Recognition of Completion

There are also differences between the states in graduating children from homeschools. In states in which homeschools must be or can be operated as any other private school, graduation requirements for all private schools in that state generally also apply to the homeschools. Some state education laws have no graduation requirements for private schools, leaving it up to the private schools to determine which students have met the graduation requirements, and thus allowing homeschoolers the same privilege (for example, as stated above, Texas considers home schools to be equivalent to unaccredited private schools). And in yet other states, homeschoolers receive no official recognition that is equivalent to graduation.

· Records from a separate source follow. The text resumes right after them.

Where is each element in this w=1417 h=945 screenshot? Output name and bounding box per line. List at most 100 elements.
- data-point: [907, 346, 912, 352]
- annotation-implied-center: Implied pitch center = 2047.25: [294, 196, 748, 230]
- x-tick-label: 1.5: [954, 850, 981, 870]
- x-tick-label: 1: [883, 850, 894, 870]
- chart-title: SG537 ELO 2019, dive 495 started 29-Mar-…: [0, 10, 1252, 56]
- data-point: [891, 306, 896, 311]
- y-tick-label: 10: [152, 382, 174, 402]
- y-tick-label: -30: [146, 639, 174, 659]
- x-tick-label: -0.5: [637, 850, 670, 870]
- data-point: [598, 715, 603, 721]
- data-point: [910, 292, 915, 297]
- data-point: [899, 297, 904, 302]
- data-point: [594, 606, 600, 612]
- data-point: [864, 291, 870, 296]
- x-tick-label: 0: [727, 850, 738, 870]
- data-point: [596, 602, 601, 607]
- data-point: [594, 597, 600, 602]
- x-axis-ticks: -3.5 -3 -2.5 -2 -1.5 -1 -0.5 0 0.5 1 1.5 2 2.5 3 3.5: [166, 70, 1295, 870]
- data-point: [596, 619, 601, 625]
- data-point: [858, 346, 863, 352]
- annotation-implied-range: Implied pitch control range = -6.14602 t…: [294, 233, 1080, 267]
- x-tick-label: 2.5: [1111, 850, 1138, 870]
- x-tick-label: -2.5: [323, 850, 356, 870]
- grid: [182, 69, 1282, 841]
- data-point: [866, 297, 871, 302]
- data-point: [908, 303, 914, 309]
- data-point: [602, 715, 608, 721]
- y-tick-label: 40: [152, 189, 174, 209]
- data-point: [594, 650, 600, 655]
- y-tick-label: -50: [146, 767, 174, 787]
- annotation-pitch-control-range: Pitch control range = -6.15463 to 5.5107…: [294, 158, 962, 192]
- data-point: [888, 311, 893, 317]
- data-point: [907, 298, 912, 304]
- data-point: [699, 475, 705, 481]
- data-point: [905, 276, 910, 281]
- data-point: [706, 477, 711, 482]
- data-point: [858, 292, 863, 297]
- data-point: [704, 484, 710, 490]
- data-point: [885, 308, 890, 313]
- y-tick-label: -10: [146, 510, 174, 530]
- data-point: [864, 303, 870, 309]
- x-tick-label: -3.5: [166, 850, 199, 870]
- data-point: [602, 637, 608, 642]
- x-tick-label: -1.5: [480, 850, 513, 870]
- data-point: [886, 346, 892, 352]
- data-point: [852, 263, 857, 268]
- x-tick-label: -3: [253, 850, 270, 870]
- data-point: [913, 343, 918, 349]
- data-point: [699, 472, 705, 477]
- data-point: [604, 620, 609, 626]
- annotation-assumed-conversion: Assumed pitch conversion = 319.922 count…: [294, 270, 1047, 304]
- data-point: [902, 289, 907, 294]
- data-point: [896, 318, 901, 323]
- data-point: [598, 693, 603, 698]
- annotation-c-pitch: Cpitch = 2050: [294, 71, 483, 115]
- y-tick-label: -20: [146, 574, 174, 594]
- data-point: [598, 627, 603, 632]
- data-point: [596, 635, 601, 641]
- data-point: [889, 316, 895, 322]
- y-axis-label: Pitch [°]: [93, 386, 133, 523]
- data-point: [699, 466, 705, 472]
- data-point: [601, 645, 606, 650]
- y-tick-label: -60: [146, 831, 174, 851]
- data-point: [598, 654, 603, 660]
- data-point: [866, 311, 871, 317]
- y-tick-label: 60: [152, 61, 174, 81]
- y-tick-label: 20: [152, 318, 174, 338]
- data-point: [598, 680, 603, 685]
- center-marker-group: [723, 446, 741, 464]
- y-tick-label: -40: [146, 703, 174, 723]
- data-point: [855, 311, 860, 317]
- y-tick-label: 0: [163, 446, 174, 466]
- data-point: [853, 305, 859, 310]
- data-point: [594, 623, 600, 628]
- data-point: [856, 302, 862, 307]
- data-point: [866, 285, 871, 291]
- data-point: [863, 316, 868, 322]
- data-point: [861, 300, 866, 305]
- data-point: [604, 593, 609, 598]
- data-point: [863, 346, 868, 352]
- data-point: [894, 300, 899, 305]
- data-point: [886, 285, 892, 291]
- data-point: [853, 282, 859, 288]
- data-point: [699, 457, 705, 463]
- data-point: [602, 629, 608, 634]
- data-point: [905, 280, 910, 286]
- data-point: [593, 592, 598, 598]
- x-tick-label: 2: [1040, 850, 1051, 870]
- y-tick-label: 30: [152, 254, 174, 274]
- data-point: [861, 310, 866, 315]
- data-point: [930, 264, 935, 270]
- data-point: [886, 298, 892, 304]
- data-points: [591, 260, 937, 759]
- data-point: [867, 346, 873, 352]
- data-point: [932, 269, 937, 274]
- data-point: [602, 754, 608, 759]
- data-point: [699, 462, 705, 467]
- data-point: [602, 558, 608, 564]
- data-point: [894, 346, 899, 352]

Independent homeschoolers in Florida, for example, cannot truthfully claim to have "graduated", even after completing twelve years of homeschooling (however, Florida does grant such students equal access to the state's system of public colleges and universities).

Homeschooling is increasingly becoming recognized as a viable alternative to institutional education, and fewer families are being targeted for prosecution. In an unintended demonstration of the increasing acceptance of homeschooling, the outgoing Superintendent of Public Instruction for the state of California, Delaine Eastin, caused a furor by telling the state legislature that homeschooling was illegal and that families could not form private schools themselves or teach their children without credentials. She called for a legislative "solution" to the growing "problem" of homeschooling. The legislature balked at taking any action. Then, Ms. Eastin's successor, Jack O'Connell, instructed his legal staff to review the state laws. Homeschooling advocates were informed by one of the Department of Education attorneys that the state was reversing the position it had taken under Ms. Eastin's tenure. Statements that parents could not teach their own children or form their own private schools were removed from the state Department of Education website. Although some officials still maintain traditional views, truancy prosecutions in California are much rarer now than they were under Ms. Eastin's leadership. Those prosecutions that are still pursued routinely fail, and district attorneys now usually refuse to file such cases.